Dès les premières pages j’ai été charmée par cette histoire pleine de fantaisie, parfois fable ou conte moderne. Le lecteur enchanté plonge dans la tête d’un jeune garçon nonchalant, arithmomane mélomane et ami fidèle auprès du sinoque Francis. Entre Thierry et Marc il y a une vie entière, on a bien du mal à imaginer le premier comme enfance du second. L’homme, la star adulée, s’est éloigné de ce gamin de jadis. La présence de Marc sert juste à relier un passé d’un présent, il n’est pas essentiel et se fait oublier, mangé par sa propre histoire. Le comble étant que sa carrière passe pour moins fascinante que cette tranche de vie prise entre deux âges. Rien ne vaut les quatorze ans d’un homme. La gloire et l’accomplissement professionnel sont une réussite, mais à l’aube de la vieillesse on se souvient souvent des années lointaines.

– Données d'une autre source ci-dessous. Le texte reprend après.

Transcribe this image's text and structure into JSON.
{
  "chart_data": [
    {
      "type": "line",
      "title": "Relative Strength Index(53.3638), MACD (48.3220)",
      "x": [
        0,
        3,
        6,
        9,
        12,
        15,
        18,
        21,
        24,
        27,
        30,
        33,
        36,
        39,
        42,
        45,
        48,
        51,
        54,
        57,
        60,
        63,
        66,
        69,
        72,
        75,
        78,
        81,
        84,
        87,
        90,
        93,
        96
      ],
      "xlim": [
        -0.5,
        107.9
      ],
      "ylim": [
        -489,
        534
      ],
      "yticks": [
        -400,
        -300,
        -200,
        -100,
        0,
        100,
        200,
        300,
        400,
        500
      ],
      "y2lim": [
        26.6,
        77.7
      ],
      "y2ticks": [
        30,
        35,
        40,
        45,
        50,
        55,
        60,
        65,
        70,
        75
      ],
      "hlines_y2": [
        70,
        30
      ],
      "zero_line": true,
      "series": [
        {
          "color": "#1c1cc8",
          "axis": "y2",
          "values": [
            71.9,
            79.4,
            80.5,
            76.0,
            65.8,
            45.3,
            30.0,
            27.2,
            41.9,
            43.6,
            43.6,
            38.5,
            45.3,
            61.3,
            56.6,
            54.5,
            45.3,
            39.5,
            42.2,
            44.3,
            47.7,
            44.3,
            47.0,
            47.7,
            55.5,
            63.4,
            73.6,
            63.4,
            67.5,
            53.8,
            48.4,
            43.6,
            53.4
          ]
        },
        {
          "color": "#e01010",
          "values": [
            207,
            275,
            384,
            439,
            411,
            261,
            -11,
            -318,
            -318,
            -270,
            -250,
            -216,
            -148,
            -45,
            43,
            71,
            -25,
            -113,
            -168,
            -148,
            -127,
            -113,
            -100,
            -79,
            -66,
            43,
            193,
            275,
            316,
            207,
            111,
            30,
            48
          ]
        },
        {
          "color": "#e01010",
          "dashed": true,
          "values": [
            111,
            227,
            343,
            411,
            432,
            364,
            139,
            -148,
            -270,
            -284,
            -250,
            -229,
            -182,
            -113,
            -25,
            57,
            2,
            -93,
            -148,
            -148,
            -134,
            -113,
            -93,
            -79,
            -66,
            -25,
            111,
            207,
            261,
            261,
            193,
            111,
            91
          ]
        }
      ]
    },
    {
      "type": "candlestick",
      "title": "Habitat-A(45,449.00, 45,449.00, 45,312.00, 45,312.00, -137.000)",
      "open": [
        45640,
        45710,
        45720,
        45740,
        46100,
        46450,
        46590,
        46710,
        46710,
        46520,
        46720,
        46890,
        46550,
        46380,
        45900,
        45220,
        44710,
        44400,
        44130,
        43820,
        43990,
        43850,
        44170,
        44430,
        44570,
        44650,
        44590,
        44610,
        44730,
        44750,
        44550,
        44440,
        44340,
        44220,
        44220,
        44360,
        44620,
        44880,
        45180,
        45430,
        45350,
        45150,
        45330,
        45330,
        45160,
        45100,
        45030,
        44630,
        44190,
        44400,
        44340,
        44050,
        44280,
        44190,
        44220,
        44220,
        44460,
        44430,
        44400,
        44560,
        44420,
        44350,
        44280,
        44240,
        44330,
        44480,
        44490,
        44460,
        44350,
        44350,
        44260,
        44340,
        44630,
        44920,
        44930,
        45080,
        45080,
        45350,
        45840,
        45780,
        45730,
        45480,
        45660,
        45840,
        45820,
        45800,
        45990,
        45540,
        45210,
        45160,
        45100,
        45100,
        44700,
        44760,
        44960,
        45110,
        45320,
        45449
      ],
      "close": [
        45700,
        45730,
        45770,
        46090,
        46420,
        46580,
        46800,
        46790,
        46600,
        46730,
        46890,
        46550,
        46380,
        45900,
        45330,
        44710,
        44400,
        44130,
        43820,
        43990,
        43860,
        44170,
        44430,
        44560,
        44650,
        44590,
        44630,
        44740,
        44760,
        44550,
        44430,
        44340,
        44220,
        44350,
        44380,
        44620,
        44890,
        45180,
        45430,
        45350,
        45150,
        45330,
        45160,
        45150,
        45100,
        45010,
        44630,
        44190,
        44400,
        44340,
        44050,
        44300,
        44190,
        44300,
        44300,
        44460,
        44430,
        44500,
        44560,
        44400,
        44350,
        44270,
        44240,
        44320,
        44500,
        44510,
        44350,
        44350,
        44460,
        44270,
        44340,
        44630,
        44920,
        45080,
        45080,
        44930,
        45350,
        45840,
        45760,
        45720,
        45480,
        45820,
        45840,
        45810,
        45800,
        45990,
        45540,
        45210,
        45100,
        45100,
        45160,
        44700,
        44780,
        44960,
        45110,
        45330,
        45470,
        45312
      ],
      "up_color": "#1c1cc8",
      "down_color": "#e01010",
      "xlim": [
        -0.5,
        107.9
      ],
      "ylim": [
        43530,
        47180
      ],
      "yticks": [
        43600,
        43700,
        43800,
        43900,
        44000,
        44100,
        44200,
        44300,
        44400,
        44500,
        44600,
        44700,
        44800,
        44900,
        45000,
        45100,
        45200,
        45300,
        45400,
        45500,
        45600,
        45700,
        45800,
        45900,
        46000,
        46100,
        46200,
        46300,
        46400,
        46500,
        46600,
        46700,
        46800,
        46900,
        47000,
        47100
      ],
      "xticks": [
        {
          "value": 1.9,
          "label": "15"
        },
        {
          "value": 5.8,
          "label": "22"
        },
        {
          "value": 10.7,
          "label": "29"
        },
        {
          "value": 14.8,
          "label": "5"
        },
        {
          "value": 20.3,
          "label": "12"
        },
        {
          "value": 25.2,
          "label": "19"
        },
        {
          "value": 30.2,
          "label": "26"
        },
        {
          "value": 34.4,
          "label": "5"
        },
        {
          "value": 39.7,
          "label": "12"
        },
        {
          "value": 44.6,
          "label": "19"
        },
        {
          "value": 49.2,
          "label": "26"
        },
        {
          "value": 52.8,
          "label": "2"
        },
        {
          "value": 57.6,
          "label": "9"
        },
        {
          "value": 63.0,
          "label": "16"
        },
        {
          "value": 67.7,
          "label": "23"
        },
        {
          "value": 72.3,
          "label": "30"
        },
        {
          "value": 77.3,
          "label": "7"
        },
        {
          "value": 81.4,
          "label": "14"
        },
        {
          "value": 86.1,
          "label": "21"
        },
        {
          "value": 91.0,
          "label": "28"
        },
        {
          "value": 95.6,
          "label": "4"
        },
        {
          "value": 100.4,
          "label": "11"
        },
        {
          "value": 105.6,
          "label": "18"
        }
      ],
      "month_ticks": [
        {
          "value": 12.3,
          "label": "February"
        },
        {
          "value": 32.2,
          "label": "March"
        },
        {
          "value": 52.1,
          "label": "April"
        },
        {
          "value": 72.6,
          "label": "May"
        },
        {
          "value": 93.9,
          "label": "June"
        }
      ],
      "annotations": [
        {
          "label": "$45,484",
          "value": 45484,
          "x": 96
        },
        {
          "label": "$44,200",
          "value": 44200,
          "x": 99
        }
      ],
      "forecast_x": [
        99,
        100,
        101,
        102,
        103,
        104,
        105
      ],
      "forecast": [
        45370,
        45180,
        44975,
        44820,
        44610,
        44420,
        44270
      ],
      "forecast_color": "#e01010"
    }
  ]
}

L’adolescence de Thierry possède la banalité de l’âge et l’extraordinaire du contexte. C’est un garçon comme les autres, avec ses ambitions, ses découvertes, ses exploits quotidiens. Peut-être un peu plus seul, davantage livré à lui-même ; ses décisions s’en ressentent. Malgré l’excès de ses agissements, Thierry n’est pas un mauvais garnement.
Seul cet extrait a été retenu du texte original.